Un milliard de dollars chaque année. C'est la somme que pourrait économiser Québec en revoyant son programme d'incitatifs à l'industrie pharmaceutique et en modifiant sa façon d'acheter et de distribuer les médicaments, selon une étude de l'Institut de recherche en économie contemporaine (IREC).

Une somme d'une telle ampleur risque de ne pas passer inaperçue en pleine campagne électorale. Les économies proposées par l'IREC sont en effet beaucoup plus importantes que les 600 millions que veut sabrer la Coalition avenir Québec chez Hydro-Québec, par exemple, ou que les 388 millions de redevances supplémentaires que veut aller chercher le Parti québécois dans la poche des entreprises minières.

«C'est un enjeu de taille, car les coûts en matière de médicaments vont augmenter de façon astronomique au cours des prochaines années à cause du vieillissement de la population», dit Oscar Calderon, économiste à l'IREC et l'un des auteurs de l'étude.

Les conclusions de l'IREC sont toutefois jugées «plutôt arbitraires» par Claude Montmarquette, président et directeur général du Centre interuniversitaire de recherche en analyse des organisations (CIRANO).

«Je ne dis pas qu'il n'y a pas de pistes là-dedans, mais ça fait abstraction de certaines réalités, notamment le fait que les prix payés pour les médicaments sont le résultat d'une négociation entre un acheteur et un vendeur», dit M. Montmarquette.

L'IREC propose plusieurs mesures pour abaisser la facture de médicaments des Québécois. La première est l'abolition de la règle des 15 ans, un engagement qui stipule que Québec paie aux patients la version originale d'un médicament pendant 15 ans, même si des versions génériques moins chères sont lancées sur le marché.

Les coûts de cette règle, qui a été créée pour soutenir l'industrie pharmaceutique innovante, ont explosé de près de 600% depuis six ans et atteindront 174 millions en 2012, selon les prévisions du dernier budget provincial.

«Cette règle est à revoir, à peu près tout le monde s'entend là-dessus», approuve Claude Montmarquette.

L'IREC propose ensuite de mettre la hache dans les régimes privés d'assurances collectives, qui assurent en médicaments 57% de la population du Québec. En lieu et place, les chercheurs proposent un «régime public de couverture universelle» qui assurerait tous les Québécois.

Selon les chercheurs de l'IREC, l'avantage serait d'instaurer une «politique d'achat centralisée» qui amènerait un meilleur rapport de force avec l'industrie et permettrait d'obtenir de meilleurs prix à la fois pour les médicaments d'origine et les médicaments génériques.

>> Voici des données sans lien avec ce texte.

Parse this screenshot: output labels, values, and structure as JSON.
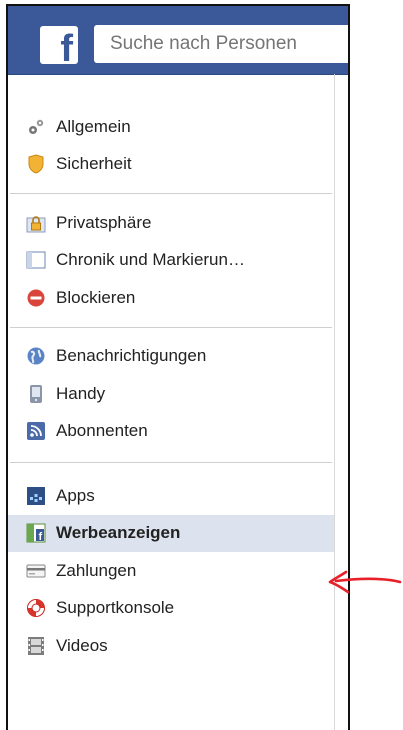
{
  "header": {
    "search_placeholder": "Suche nach Personen"
  },
  "sidebar": {
    "groups": [
      {
        "items": [
          {
            "label": "Allgemein",
            "icon": "gears-icon"
          },
          {
            "label": "Sicherheit",
            "icon": "shield-icon"
          }
        ]
      },
      {
        "items": [
          {
            "label": "Privatsphäre",
            "icon": "lock-icon"
          },
          {
            "label": "Chronik und Markierun…",
            "icon": "timeline-icon"
          },
          {
            "label": "Blockieren",
            "icon": "block-icon"
          }
        ]
      },
      {
        "items": [
          {
            "label": "Benachrichtigungen",
            "icon": "globe-icon"
          },
          {
            "label": "Handy",
            "icon": "phone-icon"
          },
          {
            "label": "Abonnenten",
            "icon": "rss-icon"
          }
        ]
      },
      {
        "items": [
          {
            "label": "Apps",
            "icon": "apps-icon"
          },
          {
            "label": "Werbeanzeigen",
            "icon": "ads-icon",
            "active": true
          },
          {
            "label": "Zahlungen",
            "icon": "card-icon"
          },
          {
            "label": "Supportkonsole",
            "icon": "lifebuoy-icon"
          },
          {
            "label": "Videos",
            "icon": "film-icon"
          }
        ]
      }
    ]
  },
  "colors": {
    "brand": "#3b5998",
    "active_row": "#dde3ee",
    "annotation_arrow": "#e8202a"
  }
}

«Le problème du régime public, c'est que c'est lui qui assure les citoyens les plus vulnérables, par exemple les assistés sociaux et les personnes âgées, dit aussi Oscar Calderon, de l'IREC. Il y a un déséquilibre par rapport au privé.»

Claude Montmarquette conteste ces dernières conclusions de l'IREC. Il calcule qu'il en coûterait entre 2,5 et 3 milliards à l'État québécois pour prendre en charge les patients actuellement couverts par le privé, et doute de l'ampleur des économies que Québec pourrait obtenir en négociant avec les sociétés pharmaceutiques.

«Il y a peut-être des possibilités qui peuvent être faites là, mais le Québec n'est pas un très grand marché et son rapport de force ne serait pas très grand», croit M. Montmarquette.